近畿地方の古墳巡り!

歴史シリーズ、第九話「近畿地方の古墳巡り」を紹介する。特に奈良盆地・河内平野の巨大古墳・天皇陵の謎などを取上げる。

東大阪市と八尾市の池島・福万寺遺跡出土のコウノトリ足跡!そのⅡ

2011年06月11日 | 歴史
コウノトリの足跡を探し求めて、当遺跡巡りを続けます。

池島・福万寺遺跡の調査面積が広範囲に亘るため、水田に水を引き込む為の灌漑施設、水田継続に伴う祭祀、生産域と居住域の構成など、沖積地における水田発展史を物語る遺跡として、日本国内はもちろん、外国からも注目されている。





写真は、今回池島・福万寺遺跡から出土した、コウノトリ足跡及びコウノトリ親子のアップ写真。

コウノトリは、全長約110~115cm、翼開長160~200cm、体重4~6kgにもなる非常に大型の水鳥。羽色は白と金属光沢のある黒、クチバシは黒味がかった濃い褐色で、脚は赤く、目の周囲も赤い。

平成23年5月の調査では、弥生時代前期の池島・福万寺遺跡水田跡で見つかった鳥の足跡がコウノトリと判明したと、奈良文化財研究所が発表した。

足跡は約400㎡の水田跡に約千個残され、人の足跡も混じっていた。

平成20年11月から恩智川治水緑地の整備に伴う発掘調査で、南から北へ流れる川跡(幅19~24m、深さ約2m)約70m分を確認した。

川跡の東側には人工の土手(幅約2m、残存の高さ0.5~0.6m)、その東側に、畦で区切られた水田跡4枚(1枚約200㎡)が広がっていた。川跡には杭40~50本を打ち込んだ堰の痕跡があり、そこから取水して、水田に供給していたとみられる。

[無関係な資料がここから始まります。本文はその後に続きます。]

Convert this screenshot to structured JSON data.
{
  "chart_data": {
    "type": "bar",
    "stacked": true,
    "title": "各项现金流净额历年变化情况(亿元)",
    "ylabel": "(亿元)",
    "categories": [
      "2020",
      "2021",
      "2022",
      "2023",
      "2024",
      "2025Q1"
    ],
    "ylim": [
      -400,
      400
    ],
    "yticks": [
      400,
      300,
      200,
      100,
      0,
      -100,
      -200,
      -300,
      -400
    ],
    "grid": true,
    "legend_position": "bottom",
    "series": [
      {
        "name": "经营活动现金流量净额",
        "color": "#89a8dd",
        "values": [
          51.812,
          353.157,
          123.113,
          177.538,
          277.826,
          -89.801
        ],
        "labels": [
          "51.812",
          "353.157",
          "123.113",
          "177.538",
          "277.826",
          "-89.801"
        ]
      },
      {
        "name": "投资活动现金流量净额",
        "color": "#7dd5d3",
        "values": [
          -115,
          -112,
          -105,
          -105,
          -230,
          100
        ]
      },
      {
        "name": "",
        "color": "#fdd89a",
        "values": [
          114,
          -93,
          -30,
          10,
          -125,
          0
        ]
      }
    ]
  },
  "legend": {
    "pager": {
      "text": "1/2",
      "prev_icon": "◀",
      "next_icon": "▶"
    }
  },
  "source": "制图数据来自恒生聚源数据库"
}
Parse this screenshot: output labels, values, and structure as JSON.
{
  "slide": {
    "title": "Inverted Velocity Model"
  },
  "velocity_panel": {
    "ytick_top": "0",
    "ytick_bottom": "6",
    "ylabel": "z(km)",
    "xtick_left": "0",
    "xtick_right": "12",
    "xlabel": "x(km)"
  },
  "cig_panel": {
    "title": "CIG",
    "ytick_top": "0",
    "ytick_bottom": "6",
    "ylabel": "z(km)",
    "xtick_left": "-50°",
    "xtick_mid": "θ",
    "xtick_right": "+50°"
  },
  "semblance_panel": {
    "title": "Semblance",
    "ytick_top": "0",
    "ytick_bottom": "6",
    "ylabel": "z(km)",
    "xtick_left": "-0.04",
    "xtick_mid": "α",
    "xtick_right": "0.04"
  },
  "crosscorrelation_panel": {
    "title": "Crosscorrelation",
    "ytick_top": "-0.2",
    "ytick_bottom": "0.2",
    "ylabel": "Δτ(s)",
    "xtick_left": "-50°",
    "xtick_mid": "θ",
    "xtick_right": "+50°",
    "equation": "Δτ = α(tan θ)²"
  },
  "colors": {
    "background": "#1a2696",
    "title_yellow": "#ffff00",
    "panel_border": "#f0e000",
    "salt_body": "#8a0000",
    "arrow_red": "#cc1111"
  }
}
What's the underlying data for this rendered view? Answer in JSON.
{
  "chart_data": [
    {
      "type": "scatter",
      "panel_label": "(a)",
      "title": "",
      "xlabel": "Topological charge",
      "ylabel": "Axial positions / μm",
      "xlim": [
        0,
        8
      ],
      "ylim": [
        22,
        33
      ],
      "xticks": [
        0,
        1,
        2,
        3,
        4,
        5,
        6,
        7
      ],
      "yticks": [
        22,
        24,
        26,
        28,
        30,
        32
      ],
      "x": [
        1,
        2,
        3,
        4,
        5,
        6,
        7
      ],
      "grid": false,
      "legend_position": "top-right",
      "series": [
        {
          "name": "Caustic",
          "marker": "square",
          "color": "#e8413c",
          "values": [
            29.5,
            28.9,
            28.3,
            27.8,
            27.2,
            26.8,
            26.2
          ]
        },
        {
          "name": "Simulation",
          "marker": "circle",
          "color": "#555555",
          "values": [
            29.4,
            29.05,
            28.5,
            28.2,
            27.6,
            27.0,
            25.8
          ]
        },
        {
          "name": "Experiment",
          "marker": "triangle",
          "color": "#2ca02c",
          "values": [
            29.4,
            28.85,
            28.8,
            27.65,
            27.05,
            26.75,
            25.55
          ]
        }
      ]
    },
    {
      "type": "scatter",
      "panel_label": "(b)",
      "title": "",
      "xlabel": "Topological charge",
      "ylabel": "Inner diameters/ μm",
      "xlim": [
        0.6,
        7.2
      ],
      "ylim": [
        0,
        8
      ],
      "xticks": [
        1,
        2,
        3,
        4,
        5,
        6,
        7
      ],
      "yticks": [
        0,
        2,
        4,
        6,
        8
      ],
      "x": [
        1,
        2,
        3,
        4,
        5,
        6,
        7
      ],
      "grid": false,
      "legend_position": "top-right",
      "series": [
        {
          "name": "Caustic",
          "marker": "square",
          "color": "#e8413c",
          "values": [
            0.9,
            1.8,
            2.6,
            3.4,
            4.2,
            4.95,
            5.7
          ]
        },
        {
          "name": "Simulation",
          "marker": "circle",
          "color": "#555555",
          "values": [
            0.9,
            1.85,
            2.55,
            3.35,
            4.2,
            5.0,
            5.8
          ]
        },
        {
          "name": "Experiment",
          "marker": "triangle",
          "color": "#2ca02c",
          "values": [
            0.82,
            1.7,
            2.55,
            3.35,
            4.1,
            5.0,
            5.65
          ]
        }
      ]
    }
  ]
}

水田跡からは、川から水を引くための堰や水口と共に、地面の傾斜にしたがって小規模の水田が多数造られ、一番低い水田から水路へ水を戻す工夫の跡が良く残っており、水と仲良く共存していた智恵が窺える。

今回の発掘調査で明らかになったのは、河川の氾濫で泥をかぶった水田に足跡が付き、直後に流れ込んだ砂でパックされたらしい。

弥生時代前期の水田稲作が始まった頃から人と共生したことを示す発見で、同時代の祭器・銅鐸に描かれた鳥もコウノトリの可能性が高まった。専門家は「農耕祭祀の中で人々の信仰を集めた鳥だったのでは」とみている。

これまでは群馬県内で出土した6世紀の足跡が国内最古だったが、今回はさらに約900年さかのぼる。

洪水で埋まった水田跡で鳥の足跡数十個と、人の足跡約100個を確認した。

その後、鳥の足跡1個を石こう型に取り、同研究所に鑑定を依頼。

しばらく特定できなかったが、豊岡市の兵庫県立コウノトリ郷公園や千葉県我孫子市の山階鳥類研究所も分析に加わり、足跡の大きさが約15cmと大型であり、サギに比べて指が太い点、更に指の間が広い等々の特徴からコウノトリのものと判定したと云う。

同遺跡の他の鳥の足跡も写真鑑定の結果、コウノトリの特徴と共通していた。

しかしサギとの説もあり、今後も真偽を争うことになりそう。